The final stage in embodying the deity in a Theyyam performance, Kerala, 2011 Photograph by Antony Kurtz
The act of witnessing one’s reflection at the moment of transformation breaks down the binaries between illusion/dream/image, and that which is real. From that moment the two states of being are united and the possessed body becomes capable of predicting and affecting cosmological change. Perhaps the most influential paradigm on idealised Indian images was first set up by Ananda Coomaraswamy. He explains that the concept of abhasa (‘shining back’, ‘reflection’, ‘semblance’ or ‘resplendence’) is built on the relationship of the individual self (jiva) with the universal Brahman. He further draws attention to the Vedanta Sutra, where Sankaracarya explains abhasa as a counter image or reflection. The true self ‘counter-sees’ itself, reflected in the possibilities of being the world picture (jagac-citra) painted by the self on the canvas of the self. The self, it is acknowledged, is a constantly changing entity, mirror-like, reflecting different realities. In very broad terms, two complementary histories inform modern Indian artistic imaginations of the divine body: one that celebrates the making of ritually charged, consecrated images; another that strives to show that the divine force cannot be shown embodied in the image of man. The two views although seemingly contrary, are in fact, complementary. Importantly, in acknowledging this illusory nature of life and of the world, the distinction between life and art is diminished, leaving us struggling to differentiate the real from the seemingly real. The words bhoga, lila and maya are three of several widely used terms, metonyms for the affectual and stereotypical view of how life can be experienced or lived within this world that is illusion.

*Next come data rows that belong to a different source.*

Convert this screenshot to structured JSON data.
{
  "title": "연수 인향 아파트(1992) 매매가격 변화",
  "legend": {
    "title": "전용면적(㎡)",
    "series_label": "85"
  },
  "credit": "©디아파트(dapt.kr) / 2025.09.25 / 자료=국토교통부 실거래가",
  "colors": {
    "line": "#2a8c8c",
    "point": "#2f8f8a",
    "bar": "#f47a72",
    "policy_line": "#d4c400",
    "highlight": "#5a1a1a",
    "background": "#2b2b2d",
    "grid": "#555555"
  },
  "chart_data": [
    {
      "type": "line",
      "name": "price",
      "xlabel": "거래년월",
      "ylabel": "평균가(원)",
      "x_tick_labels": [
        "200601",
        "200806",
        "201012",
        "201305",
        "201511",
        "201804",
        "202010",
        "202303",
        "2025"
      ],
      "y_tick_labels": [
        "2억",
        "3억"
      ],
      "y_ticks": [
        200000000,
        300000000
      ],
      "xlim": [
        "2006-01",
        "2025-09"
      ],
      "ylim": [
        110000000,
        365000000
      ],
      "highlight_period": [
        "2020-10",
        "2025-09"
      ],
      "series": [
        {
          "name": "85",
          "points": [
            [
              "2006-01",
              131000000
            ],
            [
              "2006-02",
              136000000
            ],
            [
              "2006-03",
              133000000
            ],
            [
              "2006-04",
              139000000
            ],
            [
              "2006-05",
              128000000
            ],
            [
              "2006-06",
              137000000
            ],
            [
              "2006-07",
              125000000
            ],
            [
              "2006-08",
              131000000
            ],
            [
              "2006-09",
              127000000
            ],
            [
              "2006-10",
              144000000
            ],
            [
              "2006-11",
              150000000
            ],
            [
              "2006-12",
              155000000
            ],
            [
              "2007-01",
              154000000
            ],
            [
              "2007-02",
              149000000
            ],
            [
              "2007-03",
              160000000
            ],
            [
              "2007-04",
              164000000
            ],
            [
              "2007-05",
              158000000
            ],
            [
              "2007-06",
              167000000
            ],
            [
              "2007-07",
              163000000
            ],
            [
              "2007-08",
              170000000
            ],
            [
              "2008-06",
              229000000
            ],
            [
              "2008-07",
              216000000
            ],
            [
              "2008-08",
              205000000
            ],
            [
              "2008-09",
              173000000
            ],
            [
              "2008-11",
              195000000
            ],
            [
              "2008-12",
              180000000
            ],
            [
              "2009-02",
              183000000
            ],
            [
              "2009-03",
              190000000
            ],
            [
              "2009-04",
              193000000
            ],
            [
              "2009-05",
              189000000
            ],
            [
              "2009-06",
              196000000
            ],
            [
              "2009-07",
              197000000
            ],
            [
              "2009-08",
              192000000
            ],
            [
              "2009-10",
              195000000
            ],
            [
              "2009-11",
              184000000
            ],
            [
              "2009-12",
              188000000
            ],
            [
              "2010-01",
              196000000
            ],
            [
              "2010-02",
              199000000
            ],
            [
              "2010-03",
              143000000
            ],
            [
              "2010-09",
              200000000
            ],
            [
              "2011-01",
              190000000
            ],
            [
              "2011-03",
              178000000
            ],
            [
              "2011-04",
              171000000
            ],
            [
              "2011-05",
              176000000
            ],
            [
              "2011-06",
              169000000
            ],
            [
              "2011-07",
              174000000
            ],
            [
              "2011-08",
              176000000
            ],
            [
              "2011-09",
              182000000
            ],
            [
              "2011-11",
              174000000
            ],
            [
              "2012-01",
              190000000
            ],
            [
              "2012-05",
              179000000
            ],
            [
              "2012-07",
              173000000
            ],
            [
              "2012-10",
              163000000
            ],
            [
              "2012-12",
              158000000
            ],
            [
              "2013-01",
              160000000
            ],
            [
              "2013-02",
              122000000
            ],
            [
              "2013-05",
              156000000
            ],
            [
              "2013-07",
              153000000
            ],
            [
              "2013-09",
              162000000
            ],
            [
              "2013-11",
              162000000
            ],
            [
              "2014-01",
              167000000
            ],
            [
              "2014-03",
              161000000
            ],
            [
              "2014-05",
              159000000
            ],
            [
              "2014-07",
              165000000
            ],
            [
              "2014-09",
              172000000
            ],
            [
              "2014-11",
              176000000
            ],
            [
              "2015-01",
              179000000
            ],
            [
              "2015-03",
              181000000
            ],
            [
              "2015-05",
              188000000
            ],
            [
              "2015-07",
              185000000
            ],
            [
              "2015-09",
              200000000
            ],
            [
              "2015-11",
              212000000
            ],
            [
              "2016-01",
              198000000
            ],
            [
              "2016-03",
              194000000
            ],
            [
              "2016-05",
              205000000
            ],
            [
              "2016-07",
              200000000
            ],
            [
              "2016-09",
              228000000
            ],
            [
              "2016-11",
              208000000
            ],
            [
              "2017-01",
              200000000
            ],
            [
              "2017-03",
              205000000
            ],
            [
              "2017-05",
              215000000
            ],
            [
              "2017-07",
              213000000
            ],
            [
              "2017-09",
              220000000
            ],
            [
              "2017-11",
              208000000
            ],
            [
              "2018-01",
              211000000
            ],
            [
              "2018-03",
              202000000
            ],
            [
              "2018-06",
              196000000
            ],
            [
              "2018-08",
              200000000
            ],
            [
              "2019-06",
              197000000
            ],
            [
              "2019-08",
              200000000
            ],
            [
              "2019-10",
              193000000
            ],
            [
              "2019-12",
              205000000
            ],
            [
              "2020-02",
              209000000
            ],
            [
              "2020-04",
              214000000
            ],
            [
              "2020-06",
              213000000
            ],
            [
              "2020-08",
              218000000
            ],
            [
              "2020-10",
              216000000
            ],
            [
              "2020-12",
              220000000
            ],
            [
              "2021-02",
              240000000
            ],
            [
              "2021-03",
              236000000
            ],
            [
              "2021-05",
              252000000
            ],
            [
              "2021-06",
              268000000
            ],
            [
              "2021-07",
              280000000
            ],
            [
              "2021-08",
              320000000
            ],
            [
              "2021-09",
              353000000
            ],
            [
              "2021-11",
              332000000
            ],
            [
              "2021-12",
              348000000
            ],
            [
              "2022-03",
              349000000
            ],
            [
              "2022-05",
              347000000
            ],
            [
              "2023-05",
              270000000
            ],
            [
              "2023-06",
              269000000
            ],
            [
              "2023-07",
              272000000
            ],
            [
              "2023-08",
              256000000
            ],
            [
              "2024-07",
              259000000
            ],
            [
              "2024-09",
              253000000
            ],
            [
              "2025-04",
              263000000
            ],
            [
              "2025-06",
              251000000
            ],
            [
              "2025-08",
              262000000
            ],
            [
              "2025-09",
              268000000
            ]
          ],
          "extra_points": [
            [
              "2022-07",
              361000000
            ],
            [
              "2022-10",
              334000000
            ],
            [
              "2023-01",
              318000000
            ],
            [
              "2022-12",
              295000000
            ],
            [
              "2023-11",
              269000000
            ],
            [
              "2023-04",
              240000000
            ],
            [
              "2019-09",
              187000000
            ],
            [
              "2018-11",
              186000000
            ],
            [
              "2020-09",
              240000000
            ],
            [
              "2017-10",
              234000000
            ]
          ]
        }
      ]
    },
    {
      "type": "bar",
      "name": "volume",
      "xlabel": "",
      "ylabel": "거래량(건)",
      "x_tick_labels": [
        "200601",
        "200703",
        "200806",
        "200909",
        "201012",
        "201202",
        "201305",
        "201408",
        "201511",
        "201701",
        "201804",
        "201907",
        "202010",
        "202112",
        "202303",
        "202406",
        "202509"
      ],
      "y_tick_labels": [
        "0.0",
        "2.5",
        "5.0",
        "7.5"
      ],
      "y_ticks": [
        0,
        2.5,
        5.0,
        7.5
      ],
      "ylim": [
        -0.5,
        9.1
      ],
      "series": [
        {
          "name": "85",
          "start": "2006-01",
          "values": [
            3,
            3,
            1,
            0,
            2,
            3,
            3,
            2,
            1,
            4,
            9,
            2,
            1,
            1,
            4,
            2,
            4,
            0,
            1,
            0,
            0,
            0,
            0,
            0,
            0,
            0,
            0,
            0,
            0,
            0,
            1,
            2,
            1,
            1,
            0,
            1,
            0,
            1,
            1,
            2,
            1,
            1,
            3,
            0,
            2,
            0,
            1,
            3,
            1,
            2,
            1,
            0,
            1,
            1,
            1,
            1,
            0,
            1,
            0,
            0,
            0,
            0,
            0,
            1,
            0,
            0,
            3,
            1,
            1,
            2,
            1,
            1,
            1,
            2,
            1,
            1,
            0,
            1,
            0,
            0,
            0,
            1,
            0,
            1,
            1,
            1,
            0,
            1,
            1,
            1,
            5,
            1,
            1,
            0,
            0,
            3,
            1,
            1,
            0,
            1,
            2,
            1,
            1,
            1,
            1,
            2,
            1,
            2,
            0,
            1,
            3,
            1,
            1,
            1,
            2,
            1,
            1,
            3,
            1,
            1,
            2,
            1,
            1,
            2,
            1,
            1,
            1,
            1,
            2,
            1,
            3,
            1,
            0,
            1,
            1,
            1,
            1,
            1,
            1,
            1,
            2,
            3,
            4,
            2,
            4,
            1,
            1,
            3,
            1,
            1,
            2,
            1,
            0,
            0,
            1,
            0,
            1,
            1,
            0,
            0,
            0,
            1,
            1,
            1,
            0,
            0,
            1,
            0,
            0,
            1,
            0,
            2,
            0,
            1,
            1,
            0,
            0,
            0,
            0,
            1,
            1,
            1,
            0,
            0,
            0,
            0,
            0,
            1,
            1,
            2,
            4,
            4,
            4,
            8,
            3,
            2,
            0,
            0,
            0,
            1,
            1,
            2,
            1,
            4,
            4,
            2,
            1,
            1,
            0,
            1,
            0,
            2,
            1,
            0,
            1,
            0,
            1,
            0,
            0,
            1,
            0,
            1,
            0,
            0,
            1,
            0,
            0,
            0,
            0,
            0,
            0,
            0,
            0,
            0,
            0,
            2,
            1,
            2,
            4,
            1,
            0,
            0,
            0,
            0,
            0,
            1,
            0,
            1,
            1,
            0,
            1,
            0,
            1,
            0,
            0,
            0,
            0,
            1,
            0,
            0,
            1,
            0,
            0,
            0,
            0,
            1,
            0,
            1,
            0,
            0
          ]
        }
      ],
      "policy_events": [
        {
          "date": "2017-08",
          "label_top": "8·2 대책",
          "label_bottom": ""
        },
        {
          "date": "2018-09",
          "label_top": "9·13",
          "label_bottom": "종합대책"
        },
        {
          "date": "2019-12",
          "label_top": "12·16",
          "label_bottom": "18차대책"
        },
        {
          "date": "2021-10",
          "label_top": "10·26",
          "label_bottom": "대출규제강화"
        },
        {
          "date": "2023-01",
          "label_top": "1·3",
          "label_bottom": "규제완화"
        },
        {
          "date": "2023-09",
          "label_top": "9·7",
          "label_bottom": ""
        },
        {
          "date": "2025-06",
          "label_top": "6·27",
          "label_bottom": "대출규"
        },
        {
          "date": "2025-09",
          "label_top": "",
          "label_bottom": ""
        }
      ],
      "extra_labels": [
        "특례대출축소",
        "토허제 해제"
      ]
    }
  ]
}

The metal mirror for Bhagavatī before the ritual immersion Annur Pumalakkavu, Payyanur, Kerala Photograph by Balan Nambiar
The Advaita concept of mayavada rejects the duality between the real and unreal. The world of forms is seen as a manifestation and not an obscuration of eternal brahman. Mayavada rejects the distinction between a dreamlike state of imagining something to be true, and the wakeful state that purports to recognise the falsity of a dream. The multiplicity of forms of the world is a manifestation of brahman and is not separate from it. Several philosophical schools pick up on the idea of non-duality: Kashmir Saivism, for instance, propounds that Siva dwells in every being and form in the world, in all individuals as well as in the universe as a whole. Lila may be described as endless play, the eternal sport of the gods who manifest themselves in the world. The cosmic relationship between the brahman and manifest actions in the world is understood as lila. In non-dualistic philosophy, lila refers to the entire cosmos which comes into being as a result of the playful activities of eternal brahman. Art and experience form a bhoga, or the partaking of the lila. Do Pushpamala’s various embodiments, or if not that, then at least, counter reflections form a post-modern bhoga or a lila of sorts?